Évolution des conceptions d’égalité et de discrimination

Cependant, l’évolution judiciaire et législative de nos conceptions d’égalité et de discrimination au début des années 1980 a joué un rôle encore plus important en ce qui concerne l’évolution de la reconnaissance juridique des intérêts des différents groupes de la société canadienne. La notion traditionnelle d’égalité – une égalité purement formelle signifiant un traitement identique pour tous sans égard aux caractéristiques personnelles – a été abandonnée en faveur d’une nouvelle conception d’égalité matérielle des chances permettant à chacun de démontrer ses capacités sans être entravé par des obstacles qui sont fondés sur des attributs de la diversité ou qui ont une incidence défavorable inutile sur les membres des groupes désignés par un motif de discrimination prohibé. Dans le cadre de cette nouvelle conception de l’égalité, on a reconnu que l’accès à la justice sous la forme d’un traitement égal pouvait souvent exiger la reconnaissance d’attributs de la diversité et la prise en considération de différences afin d’assurer la pleine participation des membres des groupes minoritaires sans que celle-ci soit entravée par des obstacles inutiles[25].

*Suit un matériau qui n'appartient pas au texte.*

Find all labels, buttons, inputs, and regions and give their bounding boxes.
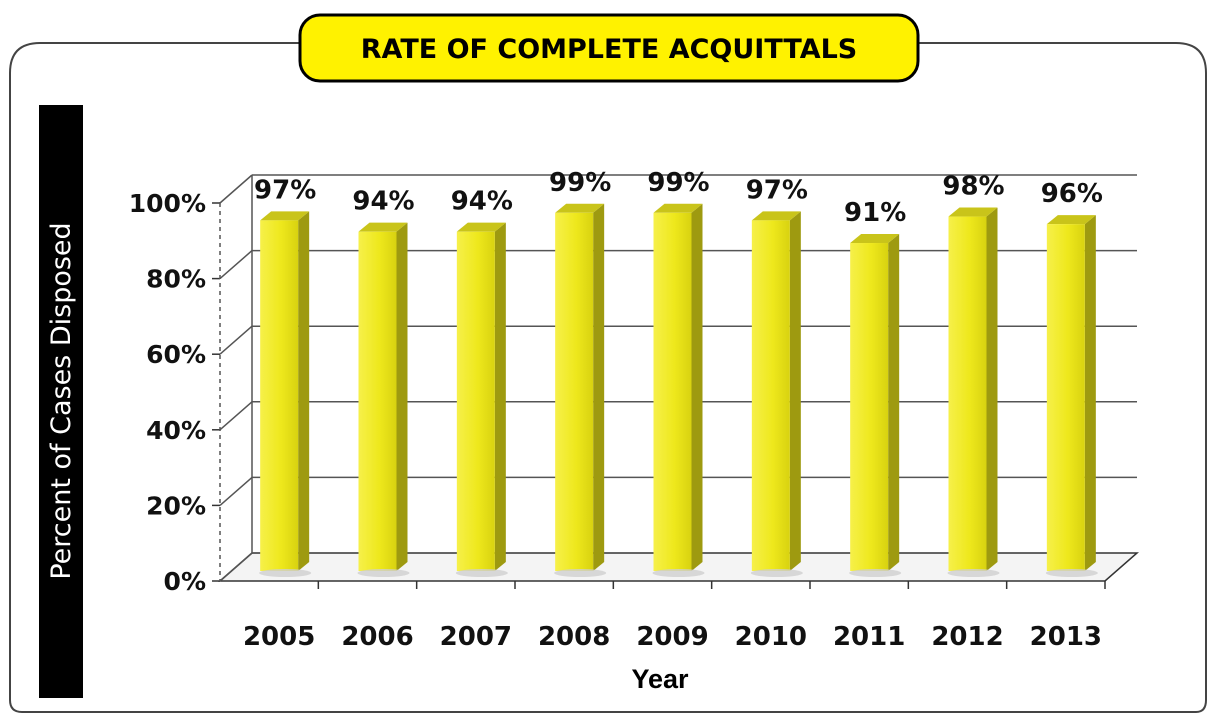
y-tick-label: 100% bbox=[129, 189, 206, 218]
y-tick-label: 20% bbox=[146, 491, 206, 520]
x-tick-labels: 2005 2006 2007 2008 2009 2010 2011 2012 2013 bbox=[243, 581, 1106, 652]
bar-side bbox=[298, 211, 310, 571]
ylabel-band bbox=[39, 105, 83, 698]
bar bbox=[947, 207, 1000, 577]
x-axis-title: Year bbox=[631, 664, 689, 694]
x-tick-label: 2010 bbox=[735, 622, 807, 652]
data-labels: 97% 94% 94% 99% 99% 97% 91% 98% 96% bbox=[254, 168, 1103, 228]
gridline-side bbox=[219, 325, 253, 355]
bar-side bbox=[789, 211, 801, 571]
bar-top bbox=[456, 222, 506, 232]
bar-front bbox=[751, 220, 790, 571]
bar-shadow bbox=[357, 569, 410, 577]
bar-front bbox=[456, 231, 495, 571]
bar-shadow bbox=[455, 569, 508, 577]
x-tick-label: 2013 bbox=[1030, 622, 1102, 652]
data-label: 97% bbox=[254, 175, 316, 205]
bar bbox=[652, 203, 705, 577]
x-tick-label: 2012 bbox=[931, 622, 1003, 652]
bar-top bbox=[751, 211, 801, 221]
x-tick-label: 2011 bbox=[833, 622, 905, 652]
bar-side bbox=[986, 207, 998, 571]
y-axis-title: Percent of Cases Disposed bbox=[46, 222, 77, 579]
x-tick-label: 2008 bbox=[538, 622, 610, 652]
bar-shadow bbox=[849, 569, 902, 577]
gridline-side bbox=[219, 250, 253, 280]
bar bbox=[259, 211, 312, 577]
bar-front bbox=[358, 231, 397, 571]
bar-front bbox=[653, 212, 692, 571]
y-tick-label: 0% bbox=[164, 567, 206, 596]
bar-front bbox=[948, 216, 987, 571]
bar bbox=[849, 234, 902, 577]
gridline-side bbox=[219, 401, 253, 431]
x-tick-label: 2005 bbox=[243, 622, 315, 652]
bar bbox=[357, 222, 410, 577]
bar-shadow bbox=[947, 569, 1000, 577]
data-label: 98% bbox=[942, 172, 1004, 202]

Cette nouvelle conception de l’égalité exigeait une nouvelle définition de la discrimination, ce à quoi se sont attaquées la Cour suprême du Canada et plusieurs de nos assemblées législatives. Ainsi, en 1985, dans l’affaire Commission ontarienne des droits de la personne et O’Malley c. Simpsons-Sears Ltd.[26], la Cour suprême du Canada a reconnu pour la première fois que la discrimination par suite d’un effet préjudiciable était visée par les lois sur les droits de la personne. Une telle discrimination survient lorsqu’un employeur adopte, pour des raisons d’affaires, une règle ou une norme qui semble neutre à première vue et qui s’applique uniformément à tous les employés, mais qui a un effet discriminatoire pour un motif prohibé sur un employé ou un groupe d’employés parce qu’elle leur impose, en raison d’une caractéristique particulière de cet employé ou de ce groupe d’employés, des obligations, des pénalités ou des conditions restrictives qu’elle n’impose pas aux autres employés. Ainsi, bien que la discrimination intentionnelle ait continué d’être interdite, la Cour a commencé, au milieu des années 1980, à laisser tomber l’idée de faute ou d’intention pour adopter plutôt une approche fondée sur les résultats ou les effets aux fins de l’application et de l’exécution des lois relatives aux droits de la personne. La Cour a adopté une approche semblable dans son arrêt clé Compagnie des chemins de fer nationaux du Canada c. Canada (Commission canadienne des droits de la personne)Action Travail des femmes »)[27].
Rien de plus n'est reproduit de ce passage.